I hesitated as I stood at the door of the Relief Society room. I had been in this room many times before, but this would be the first time I entered the room as a recent high school graduate and as a member of the Relief Society. To me, Relief Society meant women quilting and making casseroles, women with crying babies, and aged widows. I wasn’t sure I could feel a part of that—wasn’t sure I even wanted to.
Since that moment years ago, I have learned a better definition of Relief Society, a definition found in the lives of its members and best stated by the Relief Society motto: “Charity Never Faileth.” Paul, in the thirteenth chapter of his first epistle to the Corinthians, enumerated the qualities of one who is charitable:
“Charity suffereth long, and is kind; charity envieth not; charity vaunteth not itself, is not puffed up.
“Doth not behave itself unseemly, seeketh not her own, is not easily provoked, thinketh no evil;
“Rejoiceth not in iniquity, but rejoiceth in the truth;
“Beareth all things, believeth all things, hopeth all things, endureth all things.
“Charity never faileth” (1 Cor. 13:4–8).
When I read Paul’s description of charity, I see more than words on a page. I see the faces of women who have touched my life, women who exemplify charity. Let me introduce some of them to you.
Adela became a widow with four small children while she was in her early thirties. She not only had a family to raise but a farm to run, as well as serious health problems. One day, when I was a teenager, my mother took me with her to visit Adela, who was just beginning to recover from yet another surgery. She lay in a hospital bed in her living room. Her primary caregivers were her teenage sons and her eleven-year-old daughter. They were getting along “just fine,” she insisted when my mother questioned her. Then, for an hour, she kept us laughing, telling one funny story after another. On the ride home, my mother asked, “Did you notice how much pain she was in?”
Pain? I hadn’t noticed. In fact, she had been happy and fun to be around.
“Did you look at her eyes?” Mother questioned. “You could see the pain in her eyes.”

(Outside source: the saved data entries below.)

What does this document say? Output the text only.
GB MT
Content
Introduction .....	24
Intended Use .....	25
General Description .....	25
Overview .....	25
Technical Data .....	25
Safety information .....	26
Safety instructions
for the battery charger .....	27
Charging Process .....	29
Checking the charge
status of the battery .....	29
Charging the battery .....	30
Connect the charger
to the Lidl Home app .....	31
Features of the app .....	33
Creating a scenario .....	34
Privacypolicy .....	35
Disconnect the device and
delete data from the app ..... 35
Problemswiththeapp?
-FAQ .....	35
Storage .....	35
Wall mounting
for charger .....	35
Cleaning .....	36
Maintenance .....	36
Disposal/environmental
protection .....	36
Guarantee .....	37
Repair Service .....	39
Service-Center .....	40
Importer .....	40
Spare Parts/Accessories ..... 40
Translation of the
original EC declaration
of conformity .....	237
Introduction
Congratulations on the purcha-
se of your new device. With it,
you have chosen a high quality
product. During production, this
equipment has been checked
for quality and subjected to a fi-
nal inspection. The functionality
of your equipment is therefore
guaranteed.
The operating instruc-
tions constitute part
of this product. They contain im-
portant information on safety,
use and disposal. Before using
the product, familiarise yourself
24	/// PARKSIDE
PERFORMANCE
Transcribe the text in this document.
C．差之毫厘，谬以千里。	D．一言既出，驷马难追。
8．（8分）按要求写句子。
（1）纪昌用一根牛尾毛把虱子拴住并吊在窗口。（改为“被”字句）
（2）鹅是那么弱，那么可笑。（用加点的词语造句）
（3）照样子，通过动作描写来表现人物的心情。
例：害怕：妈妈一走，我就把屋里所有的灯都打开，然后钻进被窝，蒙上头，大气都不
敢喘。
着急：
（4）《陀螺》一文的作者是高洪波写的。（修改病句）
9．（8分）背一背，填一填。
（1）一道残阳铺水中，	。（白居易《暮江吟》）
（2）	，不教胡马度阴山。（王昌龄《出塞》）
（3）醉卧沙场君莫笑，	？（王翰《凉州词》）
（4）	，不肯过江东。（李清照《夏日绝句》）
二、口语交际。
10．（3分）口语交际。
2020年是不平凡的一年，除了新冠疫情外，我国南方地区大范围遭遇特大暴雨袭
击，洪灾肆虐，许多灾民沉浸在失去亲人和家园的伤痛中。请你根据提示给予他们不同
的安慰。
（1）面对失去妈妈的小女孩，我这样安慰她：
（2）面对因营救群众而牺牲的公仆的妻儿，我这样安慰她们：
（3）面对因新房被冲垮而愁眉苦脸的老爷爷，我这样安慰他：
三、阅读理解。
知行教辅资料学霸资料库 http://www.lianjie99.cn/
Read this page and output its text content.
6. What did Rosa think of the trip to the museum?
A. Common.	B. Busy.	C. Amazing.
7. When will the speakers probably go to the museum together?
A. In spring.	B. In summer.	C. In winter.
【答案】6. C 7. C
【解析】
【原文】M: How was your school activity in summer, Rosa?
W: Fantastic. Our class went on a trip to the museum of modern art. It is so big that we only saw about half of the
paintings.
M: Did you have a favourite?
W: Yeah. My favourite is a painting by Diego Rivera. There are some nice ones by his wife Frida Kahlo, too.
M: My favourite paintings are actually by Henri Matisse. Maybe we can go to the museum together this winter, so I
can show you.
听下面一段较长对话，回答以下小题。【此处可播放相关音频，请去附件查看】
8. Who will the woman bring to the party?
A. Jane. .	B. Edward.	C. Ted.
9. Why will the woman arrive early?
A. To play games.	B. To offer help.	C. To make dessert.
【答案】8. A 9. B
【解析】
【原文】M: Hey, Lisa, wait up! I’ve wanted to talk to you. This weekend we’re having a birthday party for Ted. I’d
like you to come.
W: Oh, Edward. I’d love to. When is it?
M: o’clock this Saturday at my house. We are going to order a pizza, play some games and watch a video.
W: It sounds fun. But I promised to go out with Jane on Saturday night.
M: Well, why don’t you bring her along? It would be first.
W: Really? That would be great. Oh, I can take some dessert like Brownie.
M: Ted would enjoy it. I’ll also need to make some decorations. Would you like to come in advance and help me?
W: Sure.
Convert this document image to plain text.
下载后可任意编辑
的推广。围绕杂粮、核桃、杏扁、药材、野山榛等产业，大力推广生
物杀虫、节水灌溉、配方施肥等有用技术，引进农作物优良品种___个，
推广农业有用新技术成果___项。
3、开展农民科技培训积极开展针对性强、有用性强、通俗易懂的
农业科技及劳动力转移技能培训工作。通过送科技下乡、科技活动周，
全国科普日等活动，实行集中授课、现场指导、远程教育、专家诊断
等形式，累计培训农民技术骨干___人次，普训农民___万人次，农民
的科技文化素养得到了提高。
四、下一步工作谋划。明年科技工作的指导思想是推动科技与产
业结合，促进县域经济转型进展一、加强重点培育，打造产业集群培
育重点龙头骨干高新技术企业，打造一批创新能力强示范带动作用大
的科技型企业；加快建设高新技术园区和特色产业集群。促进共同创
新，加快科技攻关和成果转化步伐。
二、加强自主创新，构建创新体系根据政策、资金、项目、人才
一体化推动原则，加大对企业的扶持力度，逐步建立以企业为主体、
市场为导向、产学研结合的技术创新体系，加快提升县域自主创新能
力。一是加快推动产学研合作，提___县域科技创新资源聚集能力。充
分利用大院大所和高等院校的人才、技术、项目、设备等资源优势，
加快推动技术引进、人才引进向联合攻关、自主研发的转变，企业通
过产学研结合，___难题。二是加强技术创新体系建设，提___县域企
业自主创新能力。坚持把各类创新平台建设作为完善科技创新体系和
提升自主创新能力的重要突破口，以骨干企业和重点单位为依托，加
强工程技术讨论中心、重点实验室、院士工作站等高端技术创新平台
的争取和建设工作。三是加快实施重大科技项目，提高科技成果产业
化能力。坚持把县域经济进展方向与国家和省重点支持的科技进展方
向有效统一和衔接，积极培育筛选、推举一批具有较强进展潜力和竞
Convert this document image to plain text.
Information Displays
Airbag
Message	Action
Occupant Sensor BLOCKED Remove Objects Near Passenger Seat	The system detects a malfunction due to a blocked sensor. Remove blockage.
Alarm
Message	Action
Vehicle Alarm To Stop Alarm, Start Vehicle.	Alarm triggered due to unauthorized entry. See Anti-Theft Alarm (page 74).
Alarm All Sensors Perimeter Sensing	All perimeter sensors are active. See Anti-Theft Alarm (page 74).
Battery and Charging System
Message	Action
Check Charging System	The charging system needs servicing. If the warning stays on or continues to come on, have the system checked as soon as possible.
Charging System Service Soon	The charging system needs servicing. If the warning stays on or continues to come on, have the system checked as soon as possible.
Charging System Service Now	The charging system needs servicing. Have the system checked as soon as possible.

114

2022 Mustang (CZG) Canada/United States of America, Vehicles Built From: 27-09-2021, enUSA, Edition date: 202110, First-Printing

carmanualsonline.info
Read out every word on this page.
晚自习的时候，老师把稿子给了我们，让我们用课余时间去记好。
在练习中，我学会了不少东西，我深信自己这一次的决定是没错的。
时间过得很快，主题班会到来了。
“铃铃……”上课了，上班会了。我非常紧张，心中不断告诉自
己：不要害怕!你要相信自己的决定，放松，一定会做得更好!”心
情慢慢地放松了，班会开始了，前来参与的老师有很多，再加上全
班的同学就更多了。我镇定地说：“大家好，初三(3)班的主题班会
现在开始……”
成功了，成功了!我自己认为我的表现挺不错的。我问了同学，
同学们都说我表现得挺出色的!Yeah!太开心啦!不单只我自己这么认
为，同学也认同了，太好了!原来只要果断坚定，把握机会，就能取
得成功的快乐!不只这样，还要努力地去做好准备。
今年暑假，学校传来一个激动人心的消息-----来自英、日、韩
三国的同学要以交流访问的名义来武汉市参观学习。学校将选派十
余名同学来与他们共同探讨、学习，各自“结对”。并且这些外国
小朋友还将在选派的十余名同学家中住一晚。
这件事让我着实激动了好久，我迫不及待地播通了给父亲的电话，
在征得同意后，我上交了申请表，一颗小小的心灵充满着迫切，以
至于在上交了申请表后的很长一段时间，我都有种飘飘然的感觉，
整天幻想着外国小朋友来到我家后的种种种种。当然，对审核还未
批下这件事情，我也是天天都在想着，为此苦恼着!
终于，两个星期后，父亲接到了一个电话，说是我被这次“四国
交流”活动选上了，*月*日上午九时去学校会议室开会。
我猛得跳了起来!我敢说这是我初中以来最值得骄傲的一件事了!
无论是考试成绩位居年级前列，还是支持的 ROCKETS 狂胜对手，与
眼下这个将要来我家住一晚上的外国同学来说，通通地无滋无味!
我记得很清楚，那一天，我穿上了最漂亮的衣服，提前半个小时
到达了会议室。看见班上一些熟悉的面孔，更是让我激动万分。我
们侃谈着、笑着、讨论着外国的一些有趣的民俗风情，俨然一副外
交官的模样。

Adela has had many surgeries since then, but her love for the gospel is apparent even when she is in pain. She was a diligent visiting teacher until she became homebound. She enjoys her children and grandchildren. She makes sure those around her are smiling. To see the pain, you still have to look deep into her eyes. Charity suffereth long.
When I met Eva, I was a young bride far from my family for the first time. The branch we were in consisted of a small core of residents in addition to a number of military families, like ours, stationed in the area. We arrived in town, nearly penniless, with all of our belongings in our car. A curt staff sergeant promptly told my husband that he had no business bringing a wife with him because there was no housing. Not knowing where else to turn, we found the address of the church and drove to the building. There we met Eva and her husband, and they took us home to dinner. Their house was small and old, and obviously devoid of worldly goods, but we soon learned that it was their habit to help and assist others in need. Eva was mother and grandmother to the entire branch. She fed the hungry, tended the sick, took care of babies, and offered a place to sleep if someone needed it. Charity is kind. Charity seeketh not her own.
Later, Jenny became my friend. Jenny had married Jim,* a returned missionary, in the temple, served diligently in Church callings, and was rearing a family. Jim had some problems with greed, causing hardships for the family. Jenny stood by him, though, believing that things would get better. Then one day he told her he had been unfaithful. He was repentant, but Jenny felt as if her world had been torn apart. When she told me her story, I wanted to tell her to leave him, but she said, “I’ve prayed about it, and I know I have to stay. I don’t know how I can ever forgive. I don’t know how I can go on. But I will, because the Lord wants me to. He will help me.”
Jenny did go on, relying on prayer and the scriptures for comfort, trusting in God and in Jim. For her, it was the right decision. Jim re-earned her trust. They slowly rebuilt their relationship—this time with both partners working hard to make it an eternal one. Charity beareth all things, hopeth all things, endureth all things.
There are many other wonderful sisters who are living Paul’s definition of charity. They are meeting the challenges of life and facing them with courage, faith, and, oftentimes, joy. With charity, we will not fail.